Income ($40,000) − 401k deduction ($6,000) − commuter checks ($300) − Business Expense ($2,000) + Business Income ($150) − Capital Loss ($3,000) = $28,850 TOTAL INCOME
Joe’s been lowering his expenses all year because he knew he might be quitting his job, but he’s still kind of strapped for cash. He needs to put $5,500 into an IRA to make the DON Method work for him, though. He does some research and discovers that the IRS will let him take credit for putting money into an IRA before he actually makes the contribution, as long as he eventually puts the money in before the April 15th tax deadline next year. So he goes ahead and declares the $5,500 contribution on his tax return in February, but waits until he gets his refund check from the IRS before he actually makes the contribution.
He also takes $2,500 worth of classes from the local university’s extension series to help with his business and editing skills.
Total Income ($28,850) − Health Savings Account contribution ($3,100) − IRA ($5,500) − Tuition ($2,500) = $17,750 ADJUSTED GROSS INCOME
Joe can only take a single personal exemption and an ordinary standard deduction because he doesn’t have any dependents and when he calculated his itemized deductions they didn’t amount to much.
Adjusted Gross Income ($16,375) − Standard deduction ($6,100) − Personal exemption ($3,900) = $7,750 TAXABLE INCOME
Joe looks in the tax table for the tax on $7,750: $775. He then fills out the Retirement Savings Contributions Credit form. This form says that because his Adjustable Gross Income $17,750 or below, he can take 50% of the first $2,000 that he put into retirement accounts (like his 401k and IRA) as a tax credit. This is a $1,000 credit. Alas, the IRS won’t let you take more of this credit than you owe in taxes, so it only eliminates the tax rather than converting it into a refund. However, Joe is satisfied and claims victory.

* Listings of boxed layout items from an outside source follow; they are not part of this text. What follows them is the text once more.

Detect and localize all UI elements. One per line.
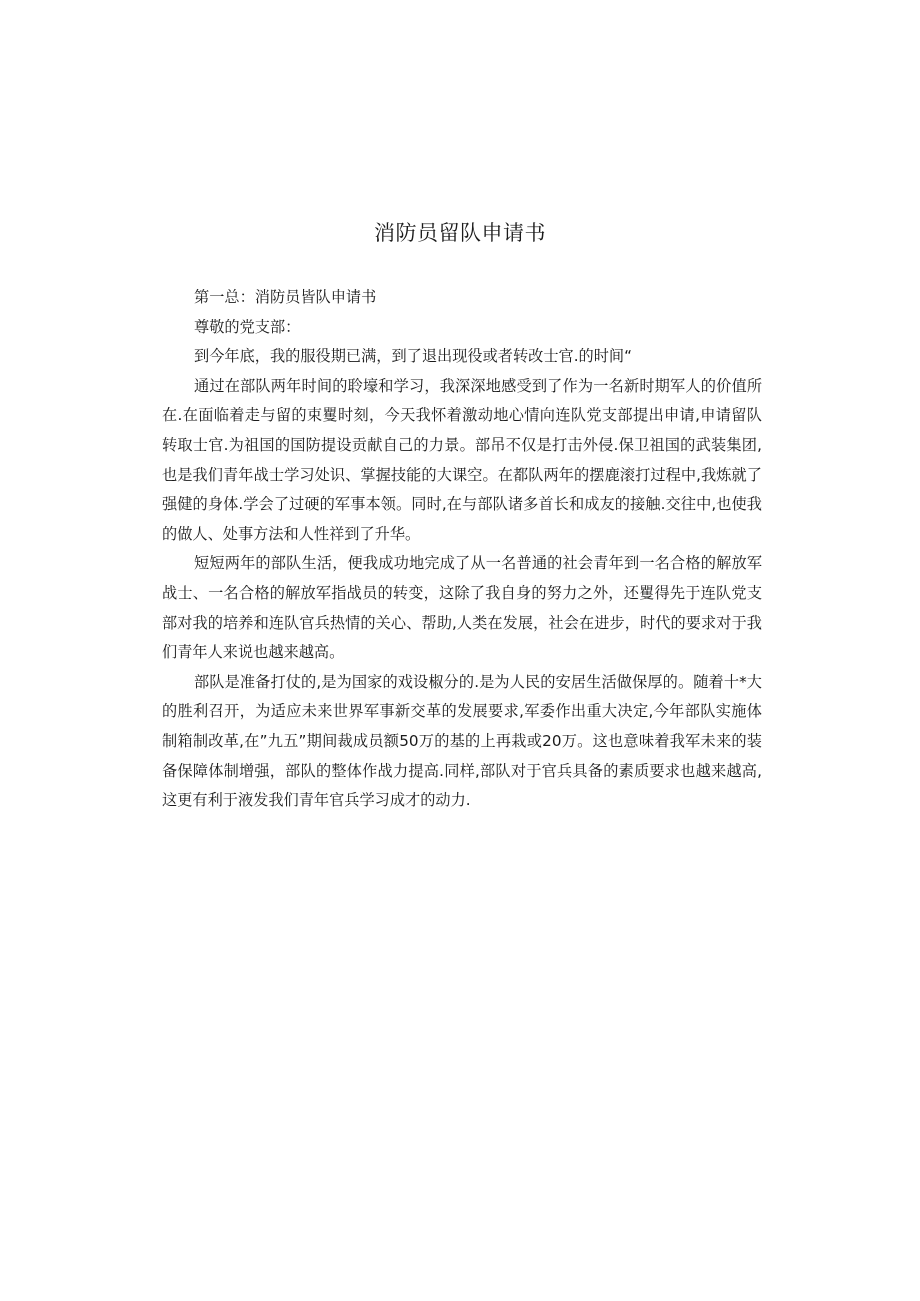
salutation: 尊敬的党支部： — [194, 317, 301, 336]
document-body — [162, 283, 762, 816]
document-title: 消防员留队申请书 — [374, 221, 546, 245]
paragraph: 短短两年的部队生活，便我成功地完成了从一名普通的社会青年到一名合格的解放军战士、一名合格的解放军指战员的转变，这除了我自身的努力之外，还矍得先于连队党支部对我的培养和连队官兵热情的关心、帮助,人类在发展，社会在进步，时代的要求对于我们青年人来说也越来越高。 — [162, 554, 762, 662]
paragraph: 通过在部队两年时间的聆壕和学习，我深深地感受到了作为一名新时期军人的价值所在.在面临着走与留的束矍时刻，今天我怀着激动地心情向连队党支部提出申请,申请留队转取士官.为祖国的国防提设贡献自己的力景。部吊不仅是打击外侵.保卫祖国的武装集团,也是我们青年战士学习处识、掌握技能的大课空。在都队两年的摆鹿滚打过程中,我炼就了强健的身体.学会了过硬的军事本领。同时,在与部队诸多首长和成友的接触.交往中,也使我的做人、处事方法和人性祥到了升华。 — [162, 376, 762, 543]
paragraph: 部队是准备打仗的,是为国家的戏设椒分的.是为人民的安居生活做保厚的。随着十*大的胜利召开，为适应未来世界军事新交革的发展要求,军委作出重大决定,今年部队实施体制箱制改革,在”九五”期间裁成员额50万的基的上再栽或20万。这也意味着我军未来的装备保障体制增强，部队的整体作战力提高.同样,部队对于官兵具备的素质要求也越来越高,这更有利于液发我们青年官兵学习成才的动力. — [162, 672, 762, 810]
document-subtitle: 第一总：消防员皆队申请书 — [194, 288, 377, 306]
paragraph: 到今年底，我的服役期已满，到了退出现役或者转改士官.的时间“ — [194, 347, 632, 366]
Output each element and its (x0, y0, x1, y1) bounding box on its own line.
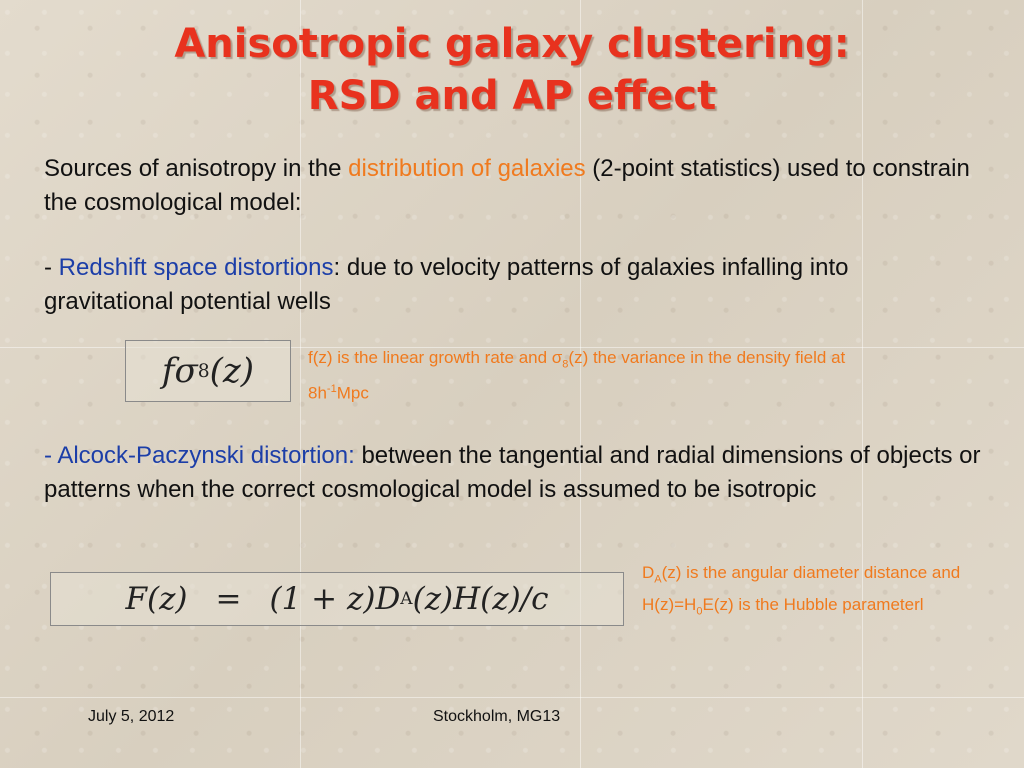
formula-ap (50, 572, 624, 626)
formula-rhs: (1 + z)D (269, 581, 401, 617)
rsd-term: Redshift space distortions (58, 254, 334, 281)
ap-term: - Alcock-Paczynski distortion: (44, 442, 355, 469)
note2-d: D (642, 563, 655, 582)
rsd-text: : due to velocity patterns of galaxies infalling into gravitational potential wells (44, 254, 849, 315)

Tax on $7,750 ($775) − Retirement Savings Contributions Credit ($775) = $0 tax owed
Joe files his return and in a few weeks gets a check for $2,060 from the federal government (The $2,060 that had been withheld from his wages for income tax). He remembers to put that check into his IRA as part of his $5,500 contribution. Over the course of the year, he’s put $11,500 away for retirement, put $3,100 away to pay his medical bills (or for retirement, if he stays healthy), spent $2,500 on university classes, and another $2,000 to get his business off the ground. Subtracting the FICA that was taken from his paycheck, that’s left him $19,240 to spend however he wants, plus a business, plus some new education, plus $11,500 invested to spend in his old age and $3,100 to cover his health insurance deductible if need be. Not too shabby!
Wages ($40,000) + Stock sold ($1,250) + Business earnings ($150) − retirement savings ($11,500) − Health Savings ($3,100) − Tuition ($2,500) − Business expenses ($2,000) − FICA ($3,060) = $19,240 free-and-clear
Joe figures he can live on $19,240 pretty easily, and can even save up a little for when he runs out of that rotten bubble stock and he has to squeeze things a little tighter. He figures he’ll probably be pretty good at living on the cheap by then, though.
Joe’s cousin Jane earns only $20,500 a year. By the time her taxes have been withheld from her wages — including about $1,000 in federal income tax — she has less free-and-clear take-home income than Joe does. She can’t believe that Joe, who brought in almost twice what she did last year, and has all that savings to show for it, doesn’t have to pay any federal income tax at all. She’s going to go through the numbers herself and see if maybe she could try the DON Method too.